BACKGROUND: Anticoagulant therapy is used in all the patients undergoing total hip or knee arthroplasty for the prophylaxis of venous thromboembolism as standard care. The anticoagulant prophylaxis considerably reduces the amount of death and complications associated with these procedures. The prophylaxis for venous thromboembolism requires immediate hip or knee arthroplasty due to formation of clots in joints. Thus the anti clotting factors need to be administered to avoid diseases progression and prevent development of new medical complications. The present study focuses upon qualitative as well as quantitative comparison of efficacy of two blood thinners (Quinlan, DJ, Eikelboom, JW, Dahl, OE, et al., 2007) which can be used after surgical interventions for deep vein thrombosis. The study takes into consideration the effects of blood thinners on clot formation and the chances of clot formation even after taking such medications as these assure. In addition to this the cost effectiveness of aspirin is another benefit and favorable factor for higher use of aspirin prescription after Total knee arthroplasty as well as total hip arthroplasty.
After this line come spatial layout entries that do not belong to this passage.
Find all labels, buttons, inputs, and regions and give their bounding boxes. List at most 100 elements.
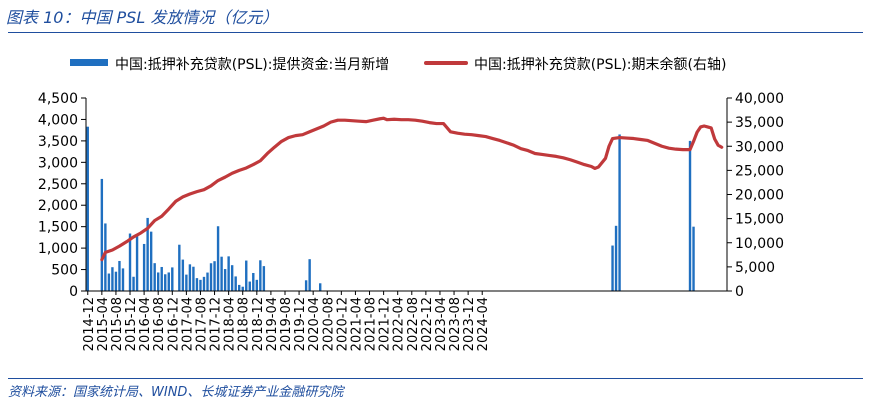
- bar-27: [181, 259, 185, 291]
- x-tick-label: 2019-12: [293, 297, 308, 351]
- bar-48: [255, 279, 259, 291]
- chart-axes: 0 500 1,000 1,500 2,000 2,500 3,000 3,500 4,000 4…: [38, 91, 784, 351]
- left-tick-label: 0: [69, 284, 78, 300]
- x-tick-label: 2023-12: [462, 297, 477, 351]
- bar-28: [185, 274, 188, 291]
- x-tick-label: 2018-12: [251, 297, 266, 351]
- x-tick-label: 2017-08: [194, 297, 209, 351]
- bar-18: [149, 231, 153, 291]
- bar-19: [153, 263, 156, 291]
- legend-label-line: 中国:抵押补充贷款(PSL):期末余额(右轴): [474, 56, 726, 73]
- x-tick-label: 2015-12: [124, 297, 139, 351]
- bar-5: [104, 223, 107, 291]
- chart-title: 图表 10：中国 PSL 发放情况（亿元）: [6, 8, 279, 27]
- right-tick-label: 40,000: [735, 91, 784, 107]
- left-tick-label: 2,000: [38, 198, 78, 214]
- x-tick-label: 2016-08: [152, 297, 167, 351]
- chart-legend: 中国:抵押补充贷款(PSL):提供资金:当月新增 中国:抵押补充贷款(PSL):期…: [70, 56, 726, 73]
- x-tick-label: 2021-12: [378, 297, 393, 351]
- right-tick-label: 15,000: [735, 212, 784, 228]
- bar-10: [121, 268, 125, 291]
- left-tick-label: 3,000: [38, 155, 78, 171]
- bar-37: [216, 226, 220, 291]
- x-tick-label: 2020-04: [307, 297, 322, 351]
- x-tick-label: 2014-12: [82, 297, 97, 351]
- line-series: [100, 116, 724, 262]
- bar-45: [245, 260, 248, 291]
- x-tick-label: 2021-04: [349, 297, 364, 351]
- x-tick-label: 2024-04: [476, 297, 491, 351]
- bar-29: [188, 264, 192, 291]
- bar-43: [238, 284, 241, 291]
- bar-66: [319, 283, 322, 291]
- bar-34: [206, 272, 209, 291]
- bar-42: [234, 276, 237, 291]
- bar-63: [308, 259, 311, 291]
- bar-20: [157, 272, 160, 291]
- x-tick-label: 2022-04: [392, 297, 407, 351]
- legend-swatch-bar: [70, 59, 108, 66]
- bar-23: [167, 272, 170, 291]
- bar-49: [259, 260, 262, 291]
- x-tick-label: 2016-12: [166, 297, 181, 351]
- bar-50: [262, 266, 266, 291]
- bar-41: [230, 265, 234, 291]
- x-tick-label: 2017-12: [209, 297, 224, 351]
- right-tick-label: 25,000: [735, 163, 784, 179]
- bar-149: [611, 245, 614, 291]
- bar-150: [614, 225, 618, 291]
- x-tick-label: 2018-08: [237, 297, 252, 351]
- bar-6: [107, 273, 111, 291]
- x-tick-label: 2015-08: [110, 297, 125, 351]
- x-tick-label: 2021-08: [364, 297, 379, 351]
- bar-9: [118, 260, 121, 291]
- legend-label-bar: 中国:抵押补充贷款(PSL):提供资金:当月新增: [115, 57, 389, 73]
- bar-8: [114, 271, 118, 291]
- bar-26: [178, 244, 181, 291]
- right-tick-label: 30,000: [735, 139, 784, 155]
- x-tick-label: 2016-04: [138, 297, 153, 351]
- x-tick-label: 2018-04: [223, 297, 238, 351]
- bar-17: [146, 217, 149, 291]
- bar-13: [132, 276, 135, 291]
- bar-172: [692, 226, 695, 291]
- bar-31: [195, 278, 199, 291]
- left-tick-label: 500: [51, 263, 78, 279]
- x-tick-label: 2020-08: [321, 297, 336, 351]
- x-tick-label: 2015-04: [96, 297, 111, 351]
- x-tick-label: 2023-04: [434, 297, 449, 351]
- right-tick-label: 5,000: [735, 260, 775, 276]
- left-tick-label: 2,500: [38, 177, 78, 193]
- bar-24: [171, 267, 174, 291]
- bar-47: [252, 272, 255, 291]
- right-tick-label: 10,000: [735, 236, 784, 252]
- bar-151: [618, 134, 621, 291]
- x-tick-label: 2019-04: [265, 297, 280, 351]
- bar-38: [220, 256, 223, 291]
- bar-35: [209, 263, 213, 291]
- left-tick-label: 4,000: [38, 112, 78, 128]
- bar-30: [192, 266, 195, 291]
- x-tick-label: 2020-12: [335, 297, 350, 351]
- bar-21: [160, 266, 163, 291]
- bar-4: [100, 178, 104, 291]
- bar-7: [111, 267, 114, 291]
- left-tick-label: 1,000: [38, 241, 78, 257]
- bar-22: [164, 274, 167, 291]
- x-tick-label: 2017-04: [180, 297, 195, 351]
- left-tick-label: 4,500: [38, 91, 78, 107]
- x-tick-label: 2022-08: [406, 297, 421, 351]
- balance-line: [100, 116, 724, 262]
- bar-39: [223, 269, 227, 291]
- bar-36: [213, 261, 216, 291]
- title-rule: [8, 32, 863, 33]
- source-note: 资料来源：国家统计局、WIND、长城证券产业金融研究院: [8, 385, 344, 400]
- bar-series: [86, 126, 695, 291]
- bar-40: [227, 256, 230, 291]
- bar-12: [128, 233, 132, 291]
- footer-rule: [8, 378, 863, 379]
- bar-16: [142, 243, 146, 291]
- x-tick-label: 2022-12: [420, 297, 435, 351]
- x-tick-label: 2023-08: [448, 297, 463, 351]
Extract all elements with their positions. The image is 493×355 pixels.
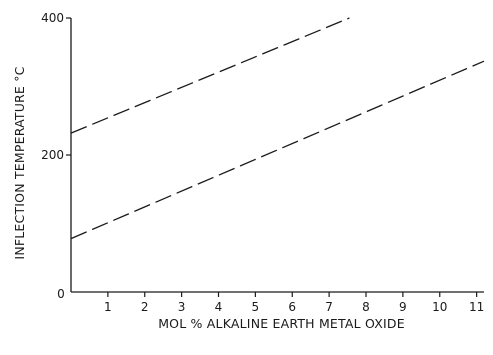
y-tick-label-200: 200 [41, 148, 64, 162]
x-tick-label-6: 6 [288, 300, 296, 314]
series-group [71, 18, 484, 239]
x-tick-label-2: 2 [141, 300, 149, 314]
x-tick-label-10: 10 [432, 300, 447, 314]
x-tick-label-4: 4 [215, 300, 223, 314]
x-tick-label-9: 9 [399, 300, 407, 314]
x-tick-label-5: 5 [252, 300, 260, 314]
x-axis-title: MOL % ALKALINE EARTH METAL OXIDE [158, 316, 405, 331]
origin-tick-label: 0 [57, 287, 65, 301]
series-line-1 [71, 18, 349, 133]
plot-area: 200 400 1 2 3 4 5 6 7 8 9 10 11 [41, 11, 484, 314]
y-tick-label-400: 400 [41, 11, 64, 25]
x-ticks: 1 2 3 4 5 6 7 8 9 10 11 [104, 292, 484, 314]
y-ticks: 200 400 [41, 11, 71, 162]
x-tick-label-11: 11 [469, 300, 484, 314]
series-line-2 [71, 61, 484, 238]
x-tick-label-7: 7 [325, 300, 333, 314]
x-tick-label-3: 3 [178, 300, 186, 314]
x-tick-label-8: 8 [362, 300, 370, 314]
x-tick-label-1: 1 [104, 300, 112, 314]
y-axis-title: INFLECTION TEMPERATURE °C [12, 66, 27, 259]
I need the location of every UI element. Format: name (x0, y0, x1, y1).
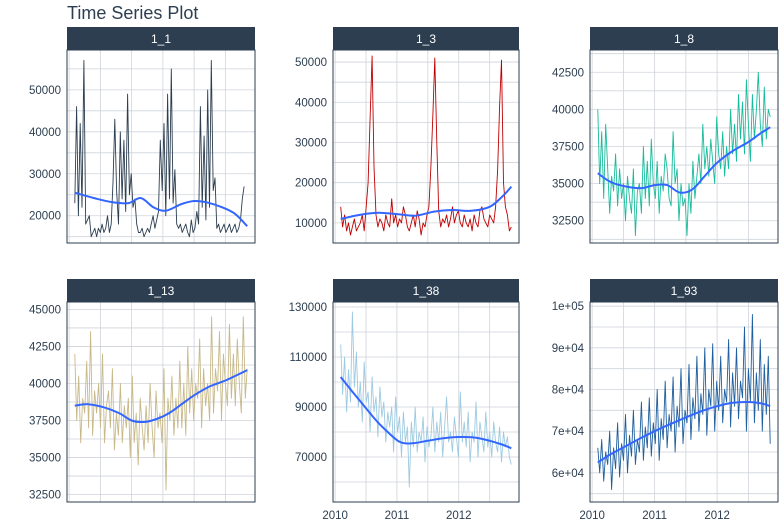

METHODS: The methodology for research is based upon electronic data extraction strategies with use of certain exclusion and inclusion criteria.
RESULTS: ASPIRIN [acetylsalicylic acid] inhibits the activity of cyclo-oxigenase 1 irreversibly which in turn blocks the production of TXA2 (Geerts et al., 2008). It also inhibits the deposition aggregation of platelets below the endothelium thereby acting as an antithrombotic agent. Standard dosage for prophylaxis of Deep Vein Thrombosis and Pulmonary Embolism is 150mg per oral daily for 14 days postoperative after Total knee Replacement. Clinical trials suggest that aspirin is more effective in patients who undergo hip arthroplasty (Lee et al., 2013) and prevent the post operative complications. It is more economical with high efficiency in deep vein thrombosis
CONCLUSION: Rivaroxaban inhibits factor Xa. It is used as 10mg dose per oral daily for 14 days as a short term prophylaxis of DVT and PE. It is low molecular weight heparin which is obtained from standard heparin by chemical or enzymatic processes. It has more favorable pharmacokinetics than standard anticoagulant.